Granted, I have burns on two of them, and twin bruises on my shins, but MysteryMan will tell you I can sustain those kinds of injuries making myself a bowl of cereal, so overall the weekend was a success.
None of which show up very well on the iPhone camera, but suffice it to say there’s a burn below my index finger, a blister on my thumb, and I’m pointing to my shin bruises.
Any guesses what kind of DIY goodness causes these kind of injuries?
Here’s a hint…
One of my good friends called this weekend, and this is how our conversation went:
E: What are you doing?
Me: Stripping paint off the basement stairs.
E: Of course you are.
I guess I’m getting predictable.
This is a project I started, um, five years ago. And other than a lot of painting I’ll be doing in the coming weeks, it’s the last big hurdle to getting Garrison ready to sell.
Side Note: About two decades ago, when my mom was in her “country” phase she used to collect these little wood cutout buildings, and in each one there was a black cat painted somewhere. Some days I feel like that is my life.
Anyway, I have “before” pictures somewhere, but suffice it to say when I bought this house, the entire basement (floor, walls, ceiling, pipes, stairs, and doors) was painted with this gray epoxy paint. The stairs underneath that paint are truly beautiful, but it’s taking a lot of coaxing to get them come out of their shell.
I still have 3 stairs left to strip (and the railing) then I’m going to hit the whole thing with a belt sander before I re-stain and seal them. Which begs the question… why not just sand them down as is?
This is what MysteryMan asked me today after I explained to him about the bruises on my shins from leaning up against the lower stairs while scraping off paint, and shortly thereafter recieved my second burn. (Lack of hand-eye coordination + heat gun = bad combo.) The answer is that I have no idea why I’m not just sanding them down, except for that my gut instinct is telling me that judging by how thick the paint is, and how pliable it becomes when heated up, it will just gunk up the sander instead of being sanded off. Anyone try sanding epoxy paint off anything before?

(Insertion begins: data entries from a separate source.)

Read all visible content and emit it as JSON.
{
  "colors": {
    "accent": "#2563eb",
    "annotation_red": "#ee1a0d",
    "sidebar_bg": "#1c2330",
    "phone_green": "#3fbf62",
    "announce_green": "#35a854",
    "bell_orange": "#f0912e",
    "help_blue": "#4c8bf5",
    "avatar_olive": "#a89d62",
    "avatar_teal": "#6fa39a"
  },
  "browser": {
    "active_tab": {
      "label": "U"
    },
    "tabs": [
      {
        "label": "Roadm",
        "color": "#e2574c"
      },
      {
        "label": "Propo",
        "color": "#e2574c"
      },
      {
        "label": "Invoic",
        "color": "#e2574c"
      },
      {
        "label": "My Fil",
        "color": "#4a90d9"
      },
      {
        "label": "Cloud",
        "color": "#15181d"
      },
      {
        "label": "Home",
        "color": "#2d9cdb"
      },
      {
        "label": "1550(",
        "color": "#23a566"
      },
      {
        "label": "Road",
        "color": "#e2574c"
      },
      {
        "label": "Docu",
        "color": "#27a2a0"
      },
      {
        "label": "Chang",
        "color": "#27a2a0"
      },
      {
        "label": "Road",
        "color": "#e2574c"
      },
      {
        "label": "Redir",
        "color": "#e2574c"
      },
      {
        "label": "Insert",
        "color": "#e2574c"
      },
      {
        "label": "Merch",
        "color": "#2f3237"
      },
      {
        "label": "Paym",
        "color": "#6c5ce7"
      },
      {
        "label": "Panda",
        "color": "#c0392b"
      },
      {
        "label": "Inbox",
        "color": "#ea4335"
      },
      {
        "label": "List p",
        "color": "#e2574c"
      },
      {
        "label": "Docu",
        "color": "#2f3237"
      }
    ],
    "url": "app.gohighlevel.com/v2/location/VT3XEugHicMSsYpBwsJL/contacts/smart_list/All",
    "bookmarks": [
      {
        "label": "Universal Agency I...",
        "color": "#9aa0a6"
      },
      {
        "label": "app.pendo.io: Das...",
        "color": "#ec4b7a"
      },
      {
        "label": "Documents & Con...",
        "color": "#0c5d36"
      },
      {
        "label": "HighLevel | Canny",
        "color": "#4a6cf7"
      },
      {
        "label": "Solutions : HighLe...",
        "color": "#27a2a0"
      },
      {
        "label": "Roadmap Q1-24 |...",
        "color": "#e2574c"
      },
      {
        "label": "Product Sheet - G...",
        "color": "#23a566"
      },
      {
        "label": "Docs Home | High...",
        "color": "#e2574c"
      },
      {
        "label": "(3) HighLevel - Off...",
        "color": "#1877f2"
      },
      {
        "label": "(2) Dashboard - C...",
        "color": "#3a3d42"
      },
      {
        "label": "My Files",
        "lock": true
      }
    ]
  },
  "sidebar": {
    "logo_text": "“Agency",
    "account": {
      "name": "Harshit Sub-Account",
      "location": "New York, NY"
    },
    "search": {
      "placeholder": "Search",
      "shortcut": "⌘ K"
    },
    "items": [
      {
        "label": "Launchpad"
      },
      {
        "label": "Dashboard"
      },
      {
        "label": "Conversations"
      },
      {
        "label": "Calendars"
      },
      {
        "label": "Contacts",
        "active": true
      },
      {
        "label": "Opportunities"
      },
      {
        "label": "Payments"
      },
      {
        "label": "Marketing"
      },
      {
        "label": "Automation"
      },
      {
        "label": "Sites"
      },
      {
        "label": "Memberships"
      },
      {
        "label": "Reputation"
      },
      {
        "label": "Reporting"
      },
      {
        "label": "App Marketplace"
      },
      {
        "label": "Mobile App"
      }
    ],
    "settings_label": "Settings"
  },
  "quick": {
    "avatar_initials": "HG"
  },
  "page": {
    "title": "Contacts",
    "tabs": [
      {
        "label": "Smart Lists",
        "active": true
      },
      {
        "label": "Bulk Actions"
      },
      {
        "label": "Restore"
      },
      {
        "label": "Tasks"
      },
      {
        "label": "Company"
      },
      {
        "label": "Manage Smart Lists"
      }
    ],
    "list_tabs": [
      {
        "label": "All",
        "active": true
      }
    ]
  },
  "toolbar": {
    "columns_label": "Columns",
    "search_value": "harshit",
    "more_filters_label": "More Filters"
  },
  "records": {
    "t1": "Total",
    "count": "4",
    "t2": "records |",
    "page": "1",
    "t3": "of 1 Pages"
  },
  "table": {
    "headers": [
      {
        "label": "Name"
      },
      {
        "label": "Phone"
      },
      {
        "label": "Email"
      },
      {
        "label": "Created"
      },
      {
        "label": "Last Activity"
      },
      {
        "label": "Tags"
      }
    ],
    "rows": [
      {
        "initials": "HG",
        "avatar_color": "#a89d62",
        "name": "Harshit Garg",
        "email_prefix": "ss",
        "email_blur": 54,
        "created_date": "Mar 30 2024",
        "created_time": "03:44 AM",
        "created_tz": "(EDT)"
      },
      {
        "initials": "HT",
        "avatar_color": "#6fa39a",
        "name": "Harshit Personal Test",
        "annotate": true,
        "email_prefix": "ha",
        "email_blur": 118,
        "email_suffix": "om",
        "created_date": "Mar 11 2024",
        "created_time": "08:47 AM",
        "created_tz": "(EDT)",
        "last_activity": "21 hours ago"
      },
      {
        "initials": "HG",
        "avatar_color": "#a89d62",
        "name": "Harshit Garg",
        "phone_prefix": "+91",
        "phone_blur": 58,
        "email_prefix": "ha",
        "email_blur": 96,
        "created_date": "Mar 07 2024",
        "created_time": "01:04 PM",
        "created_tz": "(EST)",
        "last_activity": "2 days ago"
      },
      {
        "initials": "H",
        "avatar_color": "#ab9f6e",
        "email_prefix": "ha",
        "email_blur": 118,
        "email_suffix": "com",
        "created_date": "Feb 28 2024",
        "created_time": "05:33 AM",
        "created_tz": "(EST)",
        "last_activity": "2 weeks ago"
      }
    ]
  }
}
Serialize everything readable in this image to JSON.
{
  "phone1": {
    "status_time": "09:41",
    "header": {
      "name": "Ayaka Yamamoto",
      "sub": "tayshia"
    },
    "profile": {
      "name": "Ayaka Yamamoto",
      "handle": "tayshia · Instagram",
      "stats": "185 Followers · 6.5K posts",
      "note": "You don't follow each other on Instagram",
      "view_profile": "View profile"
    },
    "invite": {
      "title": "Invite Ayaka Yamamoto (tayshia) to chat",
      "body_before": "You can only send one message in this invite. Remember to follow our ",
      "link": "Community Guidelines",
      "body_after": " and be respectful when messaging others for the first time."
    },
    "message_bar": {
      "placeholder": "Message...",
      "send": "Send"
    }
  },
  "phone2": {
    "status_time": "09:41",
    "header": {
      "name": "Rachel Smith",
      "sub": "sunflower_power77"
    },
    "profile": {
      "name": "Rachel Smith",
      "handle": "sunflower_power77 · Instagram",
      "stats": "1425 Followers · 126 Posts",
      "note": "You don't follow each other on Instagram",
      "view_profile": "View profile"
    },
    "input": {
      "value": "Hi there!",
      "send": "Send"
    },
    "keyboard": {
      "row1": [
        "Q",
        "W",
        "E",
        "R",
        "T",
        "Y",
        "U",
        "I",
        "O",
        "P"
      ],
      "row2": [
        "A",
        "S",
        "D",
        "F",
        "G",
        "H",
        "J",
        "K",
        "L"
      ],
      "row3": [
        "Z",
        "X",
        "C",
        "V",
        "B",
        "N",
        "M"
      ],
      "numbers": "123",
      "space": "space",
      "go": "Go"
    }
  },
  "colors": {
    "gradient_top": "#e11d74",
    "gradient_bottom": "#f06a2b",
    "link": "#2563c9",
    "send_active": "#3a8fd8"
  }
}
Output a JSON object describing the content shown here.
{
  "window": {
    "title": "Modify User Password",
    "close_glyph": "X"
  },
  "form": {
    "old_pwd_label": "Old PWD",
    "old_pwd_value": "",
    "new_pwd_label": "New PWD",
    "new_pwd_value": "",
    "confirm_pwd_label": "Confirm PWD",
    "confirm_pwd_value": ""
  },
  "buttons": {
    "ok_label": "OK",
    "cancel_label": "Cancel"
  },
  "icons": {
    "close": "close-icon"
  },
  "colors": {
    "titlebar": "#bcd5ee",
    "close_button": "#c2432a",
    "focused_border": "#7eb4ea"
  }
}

My guess is, not a lot of people would epoxy-paint wood, so there’s probably not many circumstances in which you’d be sanding it in the first place.
In any case, there’s something oddly satisfying about using the heat gun on paint. Like when we used to let glue dry on our hands in kindergarten, just so we could peel it off later.
I’ve had very good luck with it on the house so far, and that may be because the previous owners didn’t believe in priming before they painted.
Here’s my tip for anyone using a paint gun… keep it moving over an area of paint until it starts to bubble under the surface. If you keep moving the gun in wider circles, the bubble will become larger and larger. Take the heat off it briefly (2-3 seconds) before scraping it with a putty knife. What I’ve found is if you get it real hot and then try to scrape it, the paint just gets gooey, and you end up with smears.
By letting the paint cool a second before scraping it, you’re allowing it to get back to a more solid consistancy so you can get it off in those big sheets like I did above.
(You can see in the background there, yet another object I began scrapin paint off of and need to finish. I’ve never tried chemical strippers before, but I might give them a shot on that door, since getting the heat gun too close to that glass makes me nervous.)
I haven’t found any really good articles on using heat guns for stripping paint. I mean, point gun at paint, keep it moving, scrape paint with putty knife… it’s not rocket science. (This one isn’t super informative, but it does have some pretty pictures, and a slew of safety tips… none of which I followed. Hello injuries.)
After the stairs are done I’m going to stick-tile the floor… I’m thinking something like this:
And you’ve just witnessed me cross the line of “things I will do to the house to sell it that I wouldn’t do if I was planning to live here for the rest of my life.” Because if I was going to live here forever, I would spend the time and money putting real tile down. I’m trying not to feel too hypocritical about that, but I also put around $20k into this house that I’m never going to see again, so to the future owners of my house: You’re getting a badass pergola, brand new plumbing and kitchen, hardwood and slate floors throughout the house, and stick tiles in the basement.
Also on the agenda: Painting the walls to hide that blue-gray mess.